• Epilepsy;
  • Mutant;
  • EL mouse;
  • Parietal cortex;
  • Abnormal plasticity;
  • GABA;
  • IEG

Summary: Purpose: The EL mouse model, with running fits and convulsions, has been useful for studying mechanisms of epilepsy, epileptogenesis, and ictogenesis.

Methods: The history of this model and recent key findings are described.

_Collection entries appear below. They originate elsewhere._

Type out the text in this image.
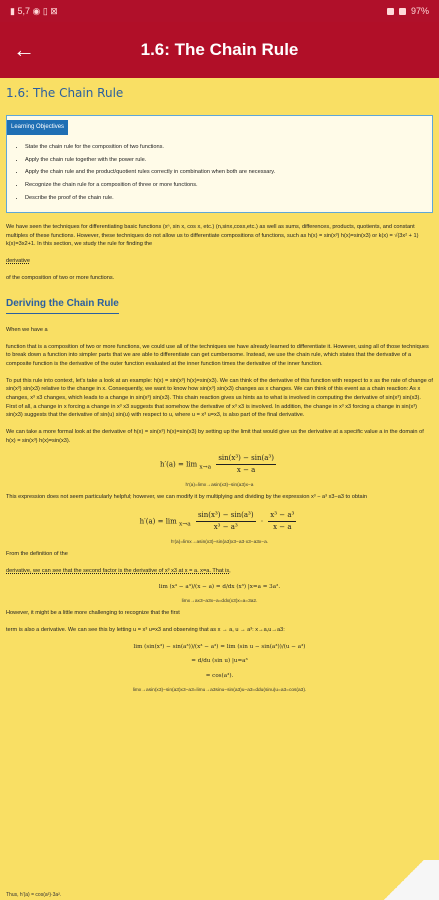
▮ 5,7 ◉ ▯ ⊠	97%
←	1.6: The Chain Rule
1.6: The Chain Rule
Learning Objectives
• State the chain rule for the composition of two functions.
• Apply the chain rule together with the power rule.
• Apply the chain rule and the product/quotient rules correctly in combination when both are necessary.
• Recognize the chain rule for a composition of three or more functions.
• Describe the proof of the chain rule.

We have seen the techniques for differentiating basic functions (xⁿ, sin x, cos x, etc.) (n,sinx,cosx,etc.) as well as sums, differences, products, quotients, and constant multiples of these functions. However, these techniques do not allow us to differentiate compositions of functions, such as h(x) = sin(x³) h(x)=sin(x3) or k(x) = √(3x² + 1) k(x)=3x2+1. In this section, we study the rule for finding the

derivative

of the composition of two or more functions.

Deriving the Chain Rule

When we have a

function that is a composition of two or more functions, we could use all of the techniques we have already learned to differentiate it. However, using all of those techniques to break down a function into simpler parts that we are able to differentiate can get cumbersome. Instead, we use the chain rule, which states that the derivative of a composite function is the derivative of the outer function evaluated at the inner function times the derivative of the inner function.

To put this rule into context, let's take a look at an example: h(x) = sin(x³) h(x)=sin(x3). We can think of the derivative of this function with respect to x as the rate of change of sin(x³) sin(x3) relative to the change in x. Consequently, we want to know how sin(x³) sin(x3) changes as x changes. We can think of this event as a chain reaction: As x changes, x³ x3 changes, which leads to a change in sin(x³) sin(x3). This chain reaction gives us hints as to what is involved in computing the derivative of sin(x³) sin(x3). First of all, a change in x forcing a change in x³ x3 suggests that somehow the derivative of x³ x3 is involved. In addition, the change in x³ x3 forcing a change in sin(x³) sin(x3) suggests that the derivative of sin(u) sin(u) with respect to u, where u = x³ u=x3, is also part of the final derivative.

We can take a more formal look at the derivative of h(x) = sin(x³) h(x)=sin(x3) by setting up the limit that would give us the derivative at a specific value a in the domain of h(x) = sin(x³) h(x)=sin(x3).

$h'(a) = \lim _{x\to a} \frac{\text{sin(x³) − sin(a³)}}{x - a}$
h′(a)=limx→asin(x3)−sin(a3)x−a

This expression does not seem particularly helpful; however, we can modify it by multiplying and dividing by the expression x³ − a³ x3−a3 to obtain

$h'(a) = \lim _{x\to a} \frac{\text{sin(x³) − sin(a³)}}{\text{x³ − a³}} \cdot \frac{\text{x³ − a³}}{x - a}$
h′(a)=limx→asin(x3)−sin(a3)x3−a3⋅x3−a3x−a.

From the definition of the

derivative, we can see that the second factor is the derivative of x³ x3 at x = a. x=a. That is,

lim (x³ − a³)/(x − a) = d/dx (x³) |x=a = 3a².
limx→ax3−a3x−a=ddx(x3)x=a=3a2.

However, it might be a little more challenging to recognize that the first

term is also a derivative. We can see this by letting u = x³ u=x3 and observing that as x → a, u → a³: x→a,u→a3:

lim (sin(x³) − sin(a³))/(x³ − a³) = lim (sin u − sin(a³))/(u − a³)
= d/du (sin u) |u=a³
= cos(a³).
limx→asin(x3)−sin(a3)x3−a3=limu→a3sinu−sin(a3)u−a3=ddu(sinu)u=a3=cos(a3).
Thus, h′(a) = cos(a³)·3a².
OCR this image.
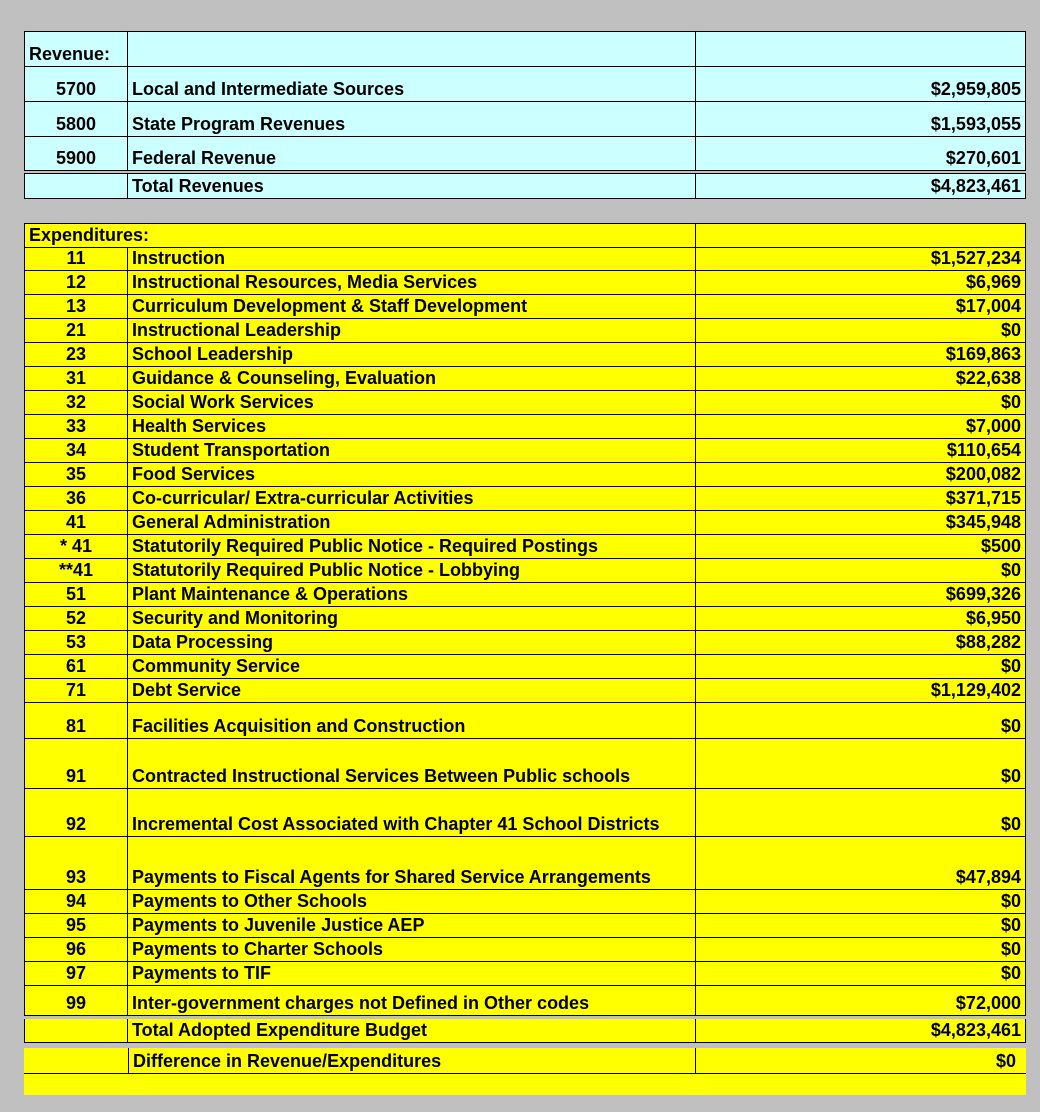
Revenue:
5700	Local and Intermediate Sources	$2,959,805
5800	State Program Revenues	$1,593,055
5900	Federal Revenue	$270,601
Total Revenues	$4,823,461
Expenditures:
11	Instruction	$1,527,234
12	Instructional Resources, Media Services	$6,969
13	Curriculum Development & Staff Development	$17,004
21	Instructional Leadership	$0
23	School Leadership	$169,863
31	Guidance & Counseling, Evaluation	$22,638
32	Social Work Services	$0
33	Health Services	$7,000
34	Student Transportation	$110,654
35	Food Services	$200,082
36	Co-curricular/ Extra-curricular Activities	$371,715
41	General Administration	$345,948
* 41	Statutorily Required Public Notice - Required Postings	$500
**41	Statutorily Required Public Notice - Lobbying	$0
51	Plant Maintenance & Operations	$699,326
52	Security and Monitoring	$6,950
53	Data Processing	$88,282
61	Community Service	$0
71	Debt Service	$1,129,402
81	Facilities Acquisition and Construction	$0
91	Contracted Instructional Services Between Public schools	$0
92	Incremental Cost Associated with Chapter 41 School Districts	$0
93	Payments to Fiscal Agents for Shared Service Arrangements	$47,894
94	Payments to Other Schools	$0
95	Payments to Juvenile Justice AEP	$0
96	Payments to Charter Schools	$0
97	Payments to TIF	$0
99	Inter-government charges not Defined in Other codes	$72,000
Total Adopted Expenditure Budget	$4,823,461
Difference in Revenue/Expenditures	$0
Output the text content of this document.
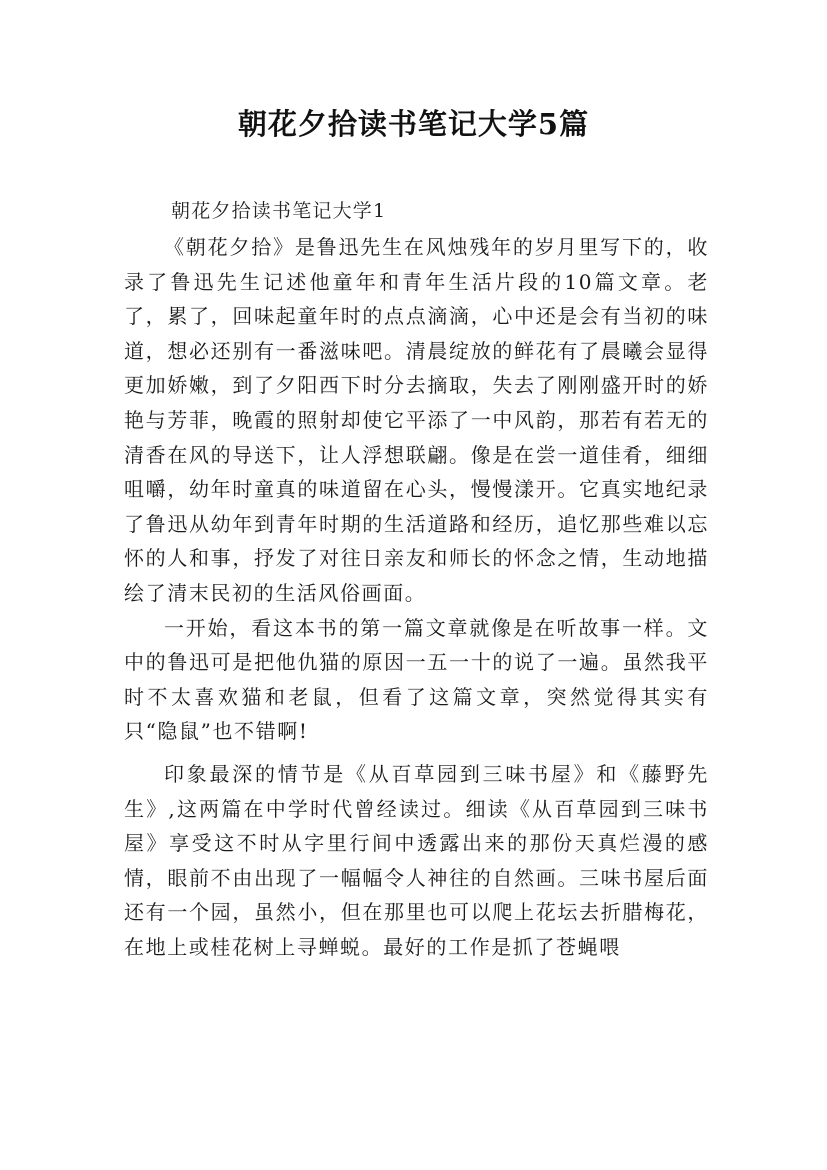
朝花夕拾读书笔记大学5篇
朝花夕拾读书笔记大学1

《朝花夕拾》是鲁迅先生在风烛残年的岁月里写下的，收录了鲁迅先生记述他童年和青年生活片段的10篇文章。老了，累了，回味起童年时的点点滴滴，心中还是会有当初的味道，想必还别有一番滋味吧。清晨绽放的鲜花有了晨曦会显得更加娇嫩，到了夕阳西下时分去摘取，失去了刚刚盛开时的娇艳与芳菲，晚霞的照射却使它平添了一中风韵，那若有若无的清香在风的导送下，让人浮想联翩。像是在尝一道佳肴，细细咀嚼，幼年时童真的味道留在心头，慢慢漾开。它真实地纪录了鲁迅从幼年到青年时期的生活道路和经历，追忆那些难以忘怀的人和事，抒发了对往日亲友和师长的怀念之情，生动地描绘了清末民初的生活风俗画面。

一开始，看这本书的第一篇文章就像是在听故事一样。文中的鲁迅可是把他仇猫的原因一五一十的说了一遍。虽然我平时不太喜欢猫和老鼠，但看了这篇文章，突然觉得其实有只“隐鼠”也不错啊!

印象最深的情节是《从百草园到三味书屋》和《藤野先生》,这两篇在中学时代曾经读过。细读《从百草园到三味书屋》享受这不时从字里行间中透露出来的那份天真烂漫的感情，眼前不由出现了一幅幅令人神往的自然画。三味书屋后面还有一个园，虽然小，但在那里也可以爬上花坛去折腊梅花，在地上或桂花树上寻蝉蜕。最好的工作是抓了苍蝇喂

Results: Epileptogenesis has a hereditary component, and the genes responsible for it are presumed to be multiple. A seizure of an EL animal is precipitated by a rapid accelerating movement. Seizures develop in conjunction with aging of the mouse, repetition of stimuli, and with seizures themselves. This phenomenon represents a type of abnormal plasticity, which underlies epileptogenesis. The paroxysmal discharges in EL begin at parietal cortex, propagate to hippocampus, and then to the entire brain. Manifestation of a seizure requires a combination of several brain regions, termed the “focus complex.” A small but significant disorganization of hippocampal cytoarchitecture occurs, leading to higher excitability. Abnormally low GABAergic function in the parietal cortex and hippocampus develops with maturation of the EL mouse and with repetition of stimuli and seizures. Low superoxide dysmutase activity and abnormal eNOS function in hippocampus or parietal cortex may relate to epileptogenesis of EL. After seizures, immediate early genes (e.g., c-fos and zif) expression and DNA fragmentation are observed, which play important roles in ictogenesis and epileptogenesis. All of these phenomena follow a process of development similar to that of the seizure itself.

Conclusions: Insights from the EL model suggest that epileptogenesis and ictogenesis in epilepsy can be viewed in terms of genetic predisposition and a new concept of abnormal plasticity.